Dieser Geschichte, gewissermaßen dem Prequel von TKKG, hat sich nun Robert Thalheim angenommen, der bislang eher durch seine Arbeit am Theater und seine Filme Am Ende kommen Touristen (2007) und zuletzt die Agentenkomödie Kundschafter des Friedens bekannt geworden ist. Und anlässlich dieser neuerlichen Bezwingung dieses monströsen Berges deutscher Jugendliteratur hat nicht nur die Filmstiftung NRW die Produktion mit 400.000 Euro gefördert, sondern dürfen auch einige der erfolgreichsten deutschen Gegenwartsschauspieler mit von der Partie sein und sich ihren eigenen Kindheitskassettentraum erfüllen: denn sowohl Milan Peschel, Tom Schilling, Laura Tonke und Trystan Püttner sind mit tragenden Rollen dabei.

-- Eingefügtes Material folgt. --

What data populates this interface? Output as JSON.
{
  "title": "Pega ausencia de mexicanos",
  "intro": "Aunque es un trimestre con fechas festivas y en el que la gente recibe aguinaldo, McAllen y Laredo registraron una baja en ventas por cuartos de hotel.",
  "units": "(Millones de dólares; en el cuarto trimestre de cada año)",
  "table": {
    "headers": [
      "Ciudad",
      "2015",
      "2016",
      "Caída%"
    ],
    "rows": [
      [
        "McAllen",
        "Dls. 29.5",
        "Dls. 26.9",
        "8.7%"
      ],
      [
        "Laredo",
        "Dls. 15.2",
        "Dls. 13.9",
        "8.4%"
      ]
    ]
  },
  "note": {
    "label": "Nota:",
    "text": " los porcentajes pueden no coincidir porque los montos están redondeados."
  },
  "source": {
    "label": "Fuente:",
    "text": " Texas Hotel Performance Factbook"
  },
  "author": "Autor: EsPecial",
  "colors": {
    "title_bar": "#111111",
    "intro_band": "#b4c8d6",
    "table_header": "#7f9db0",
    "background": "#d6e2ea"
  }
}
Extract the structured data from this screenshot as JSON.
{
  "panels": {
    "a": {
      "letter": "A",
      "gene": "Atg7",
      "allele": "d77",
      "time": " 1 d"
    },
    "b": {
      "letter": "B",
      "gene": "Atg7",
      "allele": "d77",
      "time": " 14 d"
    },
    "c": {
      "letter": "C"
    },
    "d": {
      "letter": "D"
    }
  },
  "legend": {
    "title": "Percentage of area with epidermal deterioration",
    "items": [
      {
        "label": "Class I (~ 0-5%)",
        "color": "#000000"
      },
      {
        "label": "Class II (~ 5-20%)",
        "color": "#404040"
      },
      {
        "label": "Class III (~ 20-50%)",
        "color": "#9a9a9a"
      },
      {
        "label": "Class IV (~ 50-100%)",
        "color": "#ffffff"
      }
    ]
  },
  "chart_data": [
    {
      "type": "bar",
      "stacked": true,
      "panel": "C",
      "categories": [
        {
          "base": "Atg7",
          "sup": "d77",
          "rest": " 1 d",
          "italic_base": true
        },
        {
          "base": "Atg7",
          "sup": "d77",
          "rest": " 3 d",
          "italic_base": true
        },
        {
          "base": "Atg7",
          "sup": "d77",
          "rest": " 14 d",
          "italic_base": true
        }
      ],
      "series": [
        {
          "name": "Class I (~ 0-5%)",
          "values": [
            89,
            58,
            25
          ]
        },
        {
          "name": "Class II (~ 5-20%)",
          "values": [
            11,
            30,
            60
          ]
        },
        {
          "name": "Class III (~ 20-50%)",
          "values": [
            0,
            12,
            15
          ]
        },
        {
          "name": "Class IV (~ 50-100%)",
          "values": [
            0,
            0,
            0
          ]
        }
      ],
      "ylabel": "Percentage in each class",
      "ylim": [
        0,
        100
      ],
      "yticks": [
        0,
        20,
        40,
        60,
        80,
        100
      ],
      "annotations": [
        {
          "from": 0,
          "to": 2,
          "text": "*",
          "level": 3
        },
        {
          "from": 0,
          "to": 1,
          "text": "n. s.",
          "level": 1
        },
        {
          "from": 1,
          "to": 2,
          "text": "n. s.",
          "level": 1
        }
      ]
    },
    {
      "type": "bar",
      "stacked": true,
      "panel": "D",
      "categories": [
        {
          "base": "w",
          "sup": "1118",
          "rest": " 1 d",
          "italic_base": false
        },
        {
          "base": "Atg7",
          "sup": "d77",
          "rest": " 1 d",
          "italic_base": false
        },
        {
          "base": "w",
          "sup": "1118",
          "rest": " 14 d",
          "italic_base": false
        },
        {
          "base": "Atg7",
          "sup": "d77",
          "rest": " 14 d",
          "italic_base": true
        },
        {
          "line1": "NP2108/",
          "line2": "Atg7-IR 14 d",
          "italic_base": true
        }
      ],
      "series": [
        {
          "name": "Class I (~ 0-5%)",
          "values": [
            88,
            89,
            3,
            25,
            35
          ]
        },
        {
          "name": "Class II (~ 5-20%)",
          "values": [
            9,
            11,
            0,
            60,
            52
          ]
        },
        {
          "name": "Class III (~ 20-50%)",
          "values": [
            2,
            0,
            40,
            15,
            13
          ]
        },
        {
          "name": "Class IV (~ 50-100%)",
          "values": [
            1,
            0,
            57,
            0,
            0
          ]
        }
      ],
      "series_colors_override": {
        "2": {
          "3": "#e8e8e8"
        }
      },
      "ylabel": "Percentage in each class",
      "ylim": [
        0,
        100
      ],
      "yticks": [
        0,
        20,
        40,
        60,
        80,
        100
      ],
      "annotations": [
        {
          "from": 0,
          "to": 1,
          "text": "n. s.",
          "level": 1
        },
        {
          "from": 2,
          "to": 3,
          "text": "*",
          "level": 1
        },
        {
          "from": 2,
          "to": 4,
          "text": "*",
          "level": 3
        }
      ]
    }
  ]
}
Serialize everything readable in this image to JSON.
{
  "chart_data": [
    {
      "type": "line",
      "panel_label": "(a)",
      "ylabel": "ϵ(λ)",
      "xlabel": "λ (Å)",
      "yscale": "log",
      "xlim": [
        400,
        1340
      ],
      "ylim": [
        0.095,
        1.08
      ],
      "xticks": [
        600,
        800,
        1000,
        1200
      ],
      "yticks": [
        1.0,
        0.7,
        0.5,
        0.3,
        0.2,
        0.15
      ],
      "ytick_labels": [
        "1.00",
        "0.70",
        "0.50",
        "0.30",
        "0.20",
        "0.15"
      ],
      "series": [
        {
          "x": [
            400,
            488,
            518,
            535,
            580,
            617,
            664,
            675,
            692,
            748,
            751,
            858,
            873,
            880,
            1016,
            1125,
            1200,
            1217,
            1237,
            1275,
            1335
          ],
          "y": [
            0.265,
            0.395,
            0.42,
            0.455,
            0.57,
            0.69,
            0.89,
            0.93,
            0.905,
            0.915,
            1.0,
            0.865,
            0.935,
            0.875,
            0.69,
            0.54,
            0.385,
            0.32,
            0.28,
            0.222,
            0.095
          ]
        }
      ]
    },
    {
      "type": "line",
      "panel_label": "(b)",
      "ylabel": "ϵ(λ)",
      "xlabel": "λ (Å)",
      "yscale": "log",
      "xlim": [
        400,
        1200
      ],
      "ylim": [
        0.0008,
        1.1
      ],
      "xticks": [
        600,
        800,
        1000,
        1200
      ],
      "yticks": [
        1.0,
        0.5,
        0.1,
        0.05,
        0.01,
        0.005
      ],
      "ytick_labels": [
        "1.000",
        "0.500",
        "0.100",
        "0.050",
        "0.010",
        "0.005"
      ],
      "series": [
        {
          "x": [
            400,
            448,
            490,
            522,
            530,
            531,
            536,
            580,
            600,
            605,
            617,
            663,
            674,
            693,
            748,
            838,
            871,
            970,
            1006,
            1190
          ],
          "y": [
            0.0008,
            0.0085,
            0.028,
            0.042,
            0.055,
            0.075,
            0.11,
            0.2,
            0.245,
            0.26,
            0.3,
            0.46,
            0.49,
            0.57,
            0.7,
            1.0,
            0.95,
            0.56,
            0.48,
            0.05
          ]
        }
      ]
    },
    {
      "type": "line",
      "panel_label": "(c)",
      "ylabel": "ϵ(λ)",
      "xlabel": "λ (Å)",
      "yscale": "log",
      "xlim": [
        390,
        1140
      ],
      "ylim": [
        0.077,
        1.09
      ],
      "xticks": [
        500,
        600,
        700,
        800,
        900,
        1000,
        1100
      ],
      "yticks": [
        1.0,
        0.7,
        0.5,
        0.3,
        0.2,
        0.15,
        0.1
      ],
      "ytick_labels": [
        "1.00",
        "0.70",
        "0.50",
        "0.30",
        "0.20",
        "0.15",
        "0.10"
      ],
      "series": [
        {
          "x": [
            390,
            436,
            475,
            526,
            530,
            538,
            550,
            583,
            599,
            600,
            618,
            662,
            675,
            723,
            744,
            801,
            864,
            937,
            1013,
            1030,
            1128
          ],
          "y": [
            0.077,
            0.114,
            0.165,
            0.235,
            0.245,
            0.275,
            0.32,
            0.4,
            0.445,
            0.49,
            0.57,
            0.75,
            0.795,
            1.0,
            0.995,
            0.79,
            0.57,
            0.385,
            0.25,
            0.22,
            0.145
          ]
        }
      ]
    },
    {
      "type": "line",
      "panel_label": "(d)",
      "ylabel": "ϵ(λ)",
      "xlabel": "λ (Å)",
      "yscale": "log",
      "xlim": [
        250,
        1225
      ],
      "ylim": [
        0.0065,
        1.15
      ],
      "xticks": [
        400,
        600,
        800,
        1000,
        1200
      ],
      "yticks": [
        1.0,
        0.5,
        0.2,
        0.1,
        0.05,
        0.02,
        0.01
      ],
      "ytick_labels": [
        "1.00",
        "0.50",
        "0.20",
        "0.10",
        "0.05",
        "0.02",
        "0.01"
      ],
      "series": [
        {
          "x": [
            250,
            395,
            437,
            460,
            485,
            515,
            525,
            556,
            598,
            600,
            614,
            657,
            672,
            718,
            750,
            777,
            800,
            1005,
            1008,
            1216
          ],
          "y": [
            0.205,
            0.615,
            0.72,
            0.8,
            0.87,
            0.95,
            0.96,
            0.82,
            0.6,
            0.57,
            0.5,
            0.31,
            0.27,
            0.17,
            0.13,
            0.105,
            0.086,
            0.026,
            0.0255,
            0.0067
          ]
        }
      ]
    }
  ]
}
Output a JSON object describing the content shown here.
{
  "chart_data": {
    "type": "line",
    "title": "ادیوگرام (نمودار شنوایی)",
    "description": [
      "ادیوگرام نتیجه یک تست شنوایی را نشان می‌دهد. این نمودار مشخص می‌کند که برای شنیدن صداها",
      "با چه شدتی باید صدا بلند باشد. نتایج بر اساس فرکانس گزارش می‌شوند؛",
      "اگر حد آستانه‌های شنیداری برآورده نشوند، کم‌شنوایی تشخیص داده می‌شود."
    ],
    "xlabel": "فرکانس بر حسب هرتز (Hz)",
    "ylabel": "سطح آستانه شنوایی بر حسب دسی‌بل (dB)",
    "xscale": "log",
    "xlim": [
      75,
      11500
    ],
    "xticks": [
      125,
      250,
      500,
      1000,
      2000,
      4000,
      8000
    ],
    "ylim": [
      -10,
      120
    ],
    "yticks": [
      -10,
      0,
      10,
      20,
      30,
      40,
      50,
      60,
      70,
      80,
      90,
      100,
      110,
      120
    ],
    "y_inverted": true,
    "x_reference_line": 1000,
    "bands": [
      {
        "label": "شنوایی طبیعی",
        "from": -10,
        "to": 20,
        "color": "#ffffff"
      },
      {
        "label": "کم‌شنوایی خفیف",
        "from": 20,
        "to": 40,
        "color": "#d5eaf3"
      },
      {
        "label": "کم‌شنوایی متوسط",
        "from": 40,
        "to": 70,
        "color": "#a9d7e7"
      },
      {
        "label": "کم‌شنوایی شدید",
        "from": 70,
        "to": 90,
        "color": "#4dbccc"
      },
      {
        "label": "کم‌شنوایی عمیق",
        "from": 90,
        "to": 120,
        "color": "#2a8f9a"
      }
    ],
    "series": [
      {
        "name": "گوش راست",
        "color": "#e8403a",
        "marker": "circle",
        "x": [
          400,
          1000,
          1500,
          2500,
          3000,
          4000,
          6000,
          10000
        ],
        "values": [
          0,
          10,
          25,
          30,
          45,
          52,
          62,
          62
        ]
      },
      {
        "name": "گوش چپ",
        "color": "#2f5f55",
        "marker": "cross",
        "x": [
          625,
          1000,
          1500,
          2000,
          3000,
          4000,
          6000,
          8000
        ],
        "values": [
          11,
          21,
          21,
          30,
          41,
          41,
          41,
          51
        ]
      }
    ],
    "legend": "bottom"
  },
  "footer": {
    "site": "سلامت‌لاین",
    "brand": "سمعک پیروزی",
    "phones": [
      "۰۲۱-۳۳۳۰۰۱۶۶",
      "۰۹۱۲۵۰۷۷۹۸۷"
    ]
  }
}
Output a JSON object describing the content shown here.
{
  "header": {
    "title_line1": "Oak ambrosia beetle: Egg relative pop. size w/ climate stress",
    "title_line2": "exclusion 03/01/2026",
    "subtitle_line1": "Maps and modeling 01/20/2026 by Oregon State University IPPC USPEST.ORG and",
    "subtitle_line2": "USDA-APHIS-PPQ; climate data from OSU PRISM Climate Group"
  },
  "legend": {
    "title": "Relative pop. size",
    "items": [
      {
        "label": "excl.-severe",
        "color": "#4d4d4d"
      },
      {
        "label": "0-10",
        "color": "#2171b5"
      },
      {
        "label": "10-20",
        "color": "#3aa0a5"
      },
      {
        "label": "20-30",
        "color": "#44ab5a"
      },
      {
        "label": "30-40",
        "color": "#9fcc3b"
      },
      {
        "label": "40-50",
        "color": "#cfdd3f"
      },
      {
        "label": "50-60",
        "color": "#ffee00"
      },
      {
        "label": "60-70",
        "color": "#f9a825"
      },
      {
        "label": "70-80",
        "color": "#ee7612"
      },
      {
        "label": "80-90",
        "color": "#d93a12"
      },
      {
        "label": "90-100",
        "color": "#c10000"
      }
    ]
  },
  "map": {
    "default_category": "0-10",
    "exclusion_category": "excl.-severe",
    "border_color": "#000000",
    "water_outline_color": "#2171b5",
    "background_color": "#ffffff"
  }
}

Das mag sich alles ein wenig des Guten zu viel anhören, doch funktioniert es tatsächlich auch gut. Das liegt natürlich nicht nur an den erwachsenen Schauspielern und an den völlig überzeugenden Kinderdarstellern, sondern vor allem an einer souveränen Regie und einem Drehbuch, das mit den stereotypen Geschlechter- und Kriminellen-Klischees, die in frühen TKKG-Geschichten gern reproduziert wurden, aufgeräumt hat.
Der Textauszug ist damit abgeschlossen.